Michael Christopher was on Monday afternoon seized aboard Kenya Airways flight for Nairobi at Juba International Airport.

Mr Christopher said he was forcefully disembarked from the plane by officers from the spy agency, National Security Service (NSS), acting on orders of the “highest authority”.

“When I came down, I asked them what’s happening. They told me that they had an order from the highest authority to confiscate my passport and prevent me from travelling,” Mr Cristopher told journalists in Juba.

He said that his passport was yet to be returned to him.

Mr Christopher added that he was going for a workshop in the Kenyan capital.

In March, the country's media regulator suspended Al Watan accusing it of non-compliance and operating without a licence.

South Sudan Media Authority (SSMA) said the Al Watan, published daily, failed to meet terms of its licence.

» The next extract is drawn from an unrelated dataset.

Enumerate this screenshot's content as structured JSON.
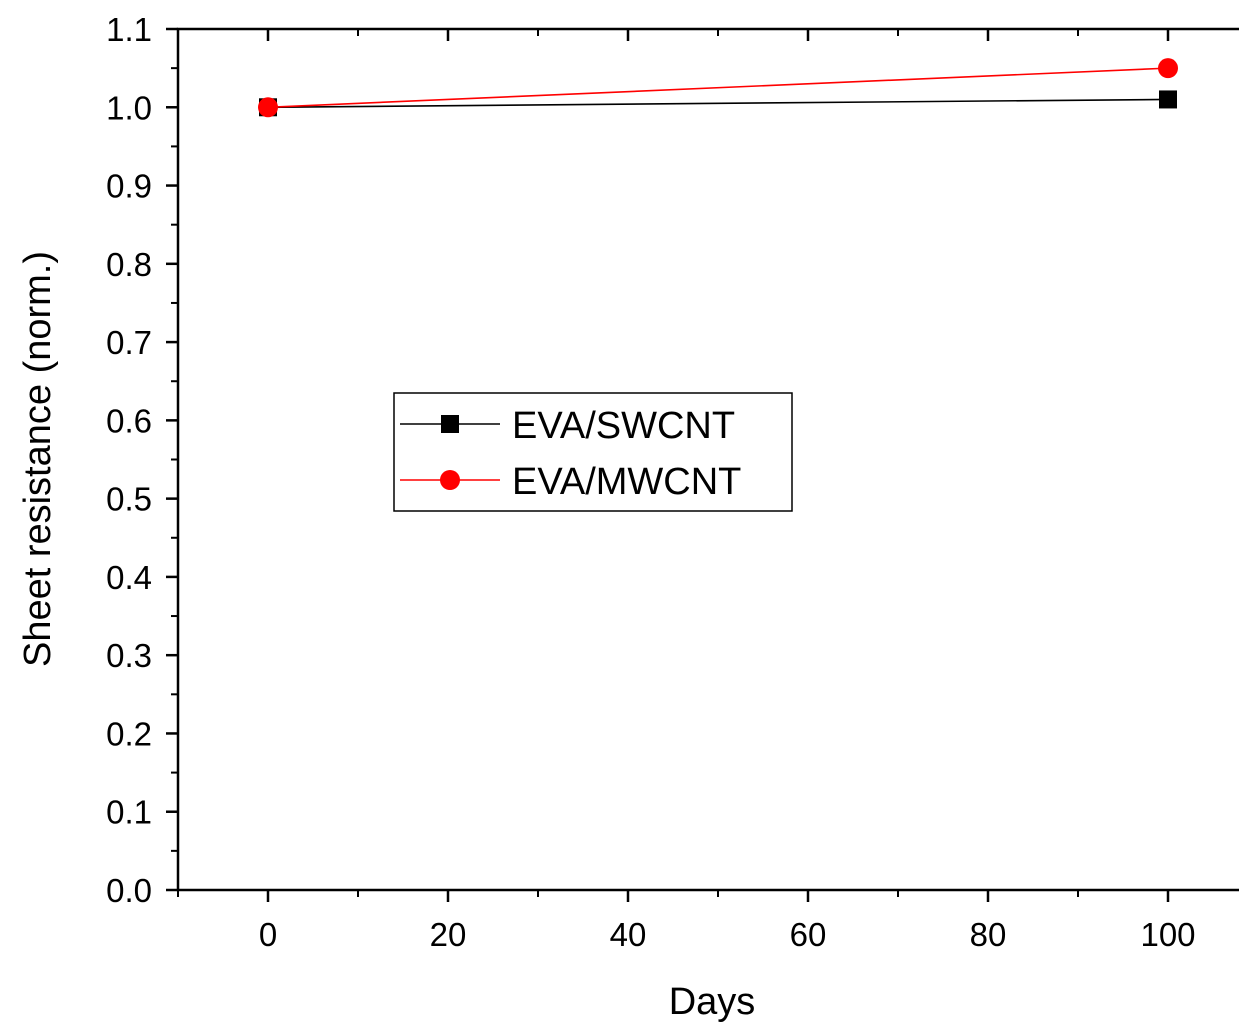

“This is to inform the public and media houses that the media authority has suspended the operation of Al Watan Arabic newspaper with effect from March 27, 2019, for gross non-compliance with the licence terms and conditions in accordance with section 45 (1) of the media authority Act, 2013, read together with Rule 4 of the media authority regulations on print media, 2018,” the regulator said at the time.

Earlier, Mr Christopher had been forced to apologise for covering anti-Bashir protests in neighbouring Sudan.

South Sudan reporters are often the target of government officials, especially when highlighting human rights violations and abuse of power.

At least 10 journalists have died in the line of duty since the country seceded from Sudan in 2011.

Several media outlets have also been shut down by the government for critical coverage of the country’s affairs.

The country ranks 139 out of 180 on the World Press Freedom Index by advocacy group Reporters Without Borders.